“The Kitchen Debate” in Retrospect
By Patricia H. Kushlis
On July 24, 1959, exactly fifty years ago this month, a dispute took place between then Soviet Premier Nikita Khrushchev and US Vice President Richard Nixon not only in the model kitchen at the first US cultural exhibition in the Soviet Union but also in front of some 125 journalists who accompanied them – notepads open, pens scribbling away. It was truly a 1959s kitchen – or actually two halves of a standard, tract-home American kitchen cut down the middle by a path for viewers to walk along – and it was part of the US National Exhibition, a much larger display of Americana and America at the time.
There’s a transcript of the debate on the Teaching American History website which is certainly worth reading – but Hans Tuch, then American Embassy Press Attache who accompanied Nixon, Herbert Klein, the president’s press secretary, and the journalists covering that infamous exhibition walk-through recently wrote – to his knowledge no official transcript was kept, tape recording made or filed. So whatever transcripts are available on Teaching American History or elsewhere, they are likely patched together accounts of the dust-up over the dishwasher as reported by various news sources including and especially The New York Times. The best first person account of the event I’ve read thus far is in Tuch’s recent book Arias, Cabalettas and Foreign Affairs but feel free to suggest others in the comments section below.
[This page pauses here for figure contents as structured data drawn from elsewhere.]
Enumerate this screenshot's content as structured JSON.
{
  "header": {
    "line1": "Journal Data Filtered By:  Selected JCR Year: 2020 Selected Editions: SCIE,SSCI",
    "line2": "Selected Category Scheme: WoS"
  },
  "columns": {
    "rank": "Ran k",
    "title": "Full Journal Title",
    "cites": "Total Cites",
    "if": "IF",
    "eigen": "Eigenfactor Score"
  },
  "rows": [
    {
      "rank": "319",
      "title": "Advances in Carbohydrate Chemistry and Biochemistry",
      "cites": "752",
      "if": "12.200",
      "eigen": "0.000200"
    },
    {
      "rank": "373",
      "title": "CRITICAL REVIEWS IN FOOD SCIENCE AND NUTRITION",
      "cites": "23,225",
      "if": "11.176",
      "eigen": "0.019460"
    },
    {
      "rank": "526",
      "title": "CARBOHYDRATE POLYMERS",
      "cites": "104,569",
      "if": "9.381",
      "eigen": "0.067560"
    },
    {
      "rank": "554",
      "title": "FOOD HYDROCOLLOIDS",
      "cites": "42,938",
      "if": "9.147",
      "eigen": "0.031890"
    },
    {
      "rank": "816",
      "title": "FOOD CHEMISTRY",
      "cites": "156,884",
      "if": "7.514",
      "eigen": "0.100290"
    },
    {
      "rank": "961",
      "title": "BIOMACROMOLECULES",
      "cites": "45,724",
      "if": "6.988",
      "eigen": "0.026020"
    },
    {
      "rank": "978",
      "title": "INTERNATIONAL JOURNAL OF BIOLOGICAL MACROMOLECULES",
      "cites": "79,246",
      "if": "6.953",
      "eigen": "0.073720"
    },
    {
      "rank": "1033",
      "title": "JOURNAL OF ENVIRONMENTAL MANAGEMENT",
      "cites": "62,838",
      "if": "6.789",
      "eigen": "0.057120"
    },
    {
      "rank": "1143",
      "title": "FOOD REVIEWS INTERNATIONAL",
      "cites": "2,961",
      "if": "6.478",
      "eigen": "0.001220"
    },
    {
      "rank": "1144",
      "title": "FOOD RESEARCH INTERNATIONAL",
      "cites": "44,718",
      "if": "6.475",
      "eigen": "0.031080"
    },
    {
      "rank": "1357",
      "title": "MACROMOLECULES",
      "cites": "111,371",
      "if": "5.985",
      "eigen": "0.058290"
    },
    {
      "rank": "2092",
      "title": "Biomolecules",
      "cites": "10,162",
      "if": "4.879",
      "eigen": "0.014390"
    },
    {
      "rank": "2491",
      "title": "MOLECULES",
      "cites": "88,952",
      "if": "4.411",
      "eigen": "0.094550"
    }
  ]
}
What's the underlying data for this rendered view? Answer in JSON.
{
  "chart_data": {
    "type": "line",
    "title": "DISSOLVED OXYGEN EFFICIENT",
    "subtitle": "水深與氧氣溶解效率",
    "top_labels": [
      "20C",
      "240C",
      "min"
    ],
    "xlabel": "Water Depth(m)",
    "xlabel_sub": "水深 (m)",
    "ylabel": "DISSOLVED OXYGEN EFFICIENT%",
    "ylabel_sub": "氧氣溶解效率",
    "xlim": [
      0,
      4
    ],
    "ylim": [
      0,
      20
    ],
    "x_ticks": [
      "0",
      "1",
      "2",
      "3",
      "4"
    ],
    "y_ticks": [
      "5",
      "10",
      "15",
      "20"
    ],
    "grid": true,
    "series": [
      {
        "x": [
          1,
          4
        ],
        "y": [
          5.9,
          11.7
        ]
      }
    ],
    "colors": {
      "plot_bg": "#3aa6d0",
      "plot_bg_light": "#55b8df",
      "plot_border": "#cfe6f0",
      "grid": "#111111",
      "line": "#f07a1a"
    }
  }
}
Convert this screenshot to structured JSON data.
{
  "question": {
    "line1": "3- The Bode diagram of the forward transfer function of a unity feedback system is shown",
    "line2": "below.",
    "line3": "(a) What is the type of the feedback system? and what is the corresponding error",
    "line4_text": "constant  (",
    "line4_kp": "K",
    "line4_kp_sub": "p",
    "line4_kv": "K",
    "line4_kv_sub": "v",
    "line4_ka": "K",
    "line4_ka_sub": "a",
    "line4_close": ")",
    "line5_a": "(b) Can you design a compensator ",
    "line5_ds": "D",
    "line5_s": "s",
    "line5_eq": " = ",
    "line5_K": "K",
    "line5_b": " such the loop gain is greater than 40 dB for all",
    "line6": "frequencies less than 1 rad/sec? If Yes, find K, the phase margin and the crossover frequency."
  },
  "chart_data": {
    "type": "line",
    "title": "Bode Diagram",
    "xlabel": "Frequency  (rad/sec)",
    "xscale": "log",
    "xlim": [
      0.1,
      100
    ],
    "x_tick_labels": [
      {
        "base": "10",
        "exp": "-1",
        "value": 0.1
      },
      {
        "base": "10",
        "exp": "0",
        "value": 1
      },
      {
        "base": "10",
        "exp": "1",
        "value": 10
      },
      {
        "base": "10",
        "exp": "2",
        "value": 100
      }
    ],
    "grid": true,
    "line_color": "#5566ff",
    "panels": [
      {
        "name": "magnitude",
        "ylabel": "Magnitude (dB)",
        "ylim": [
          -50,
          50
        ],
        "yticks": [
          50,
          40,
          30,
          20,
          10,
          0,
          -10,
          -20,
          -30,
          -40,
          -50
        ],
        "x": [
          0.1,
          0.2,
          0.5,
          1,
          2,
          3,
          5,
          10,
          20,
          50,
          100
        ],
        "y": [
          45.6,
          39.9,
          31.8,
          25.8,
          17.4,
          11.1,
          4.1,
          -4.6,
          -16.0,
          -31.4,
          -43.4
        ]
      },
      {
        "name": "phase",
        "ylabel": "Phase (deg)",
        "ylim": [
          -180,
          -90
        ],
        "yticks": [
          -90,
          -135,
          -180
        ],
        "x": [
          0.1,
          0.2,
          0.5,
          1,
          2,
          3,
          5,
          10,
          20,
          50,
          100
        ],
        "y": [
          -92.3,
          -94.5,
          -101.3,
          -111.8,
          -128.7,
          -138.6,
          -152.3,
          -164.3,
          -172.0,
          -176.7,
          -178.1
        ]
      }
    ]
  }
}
Please get the location right
There’s another small problem with the transcript on the Teaching American History site and that is the argument did not occur at the US Embassy Moscow despite the transcript’s subtitle. Rather, the Exhibition was held across town at Sokolniki Park in Moscow’s northeast.
Yet the importance of this exhibition was neither its location nor what brought it the sensational headlines in the western media: that famous verbal clash between Nixon and Khrushchev amongst the pots and pans.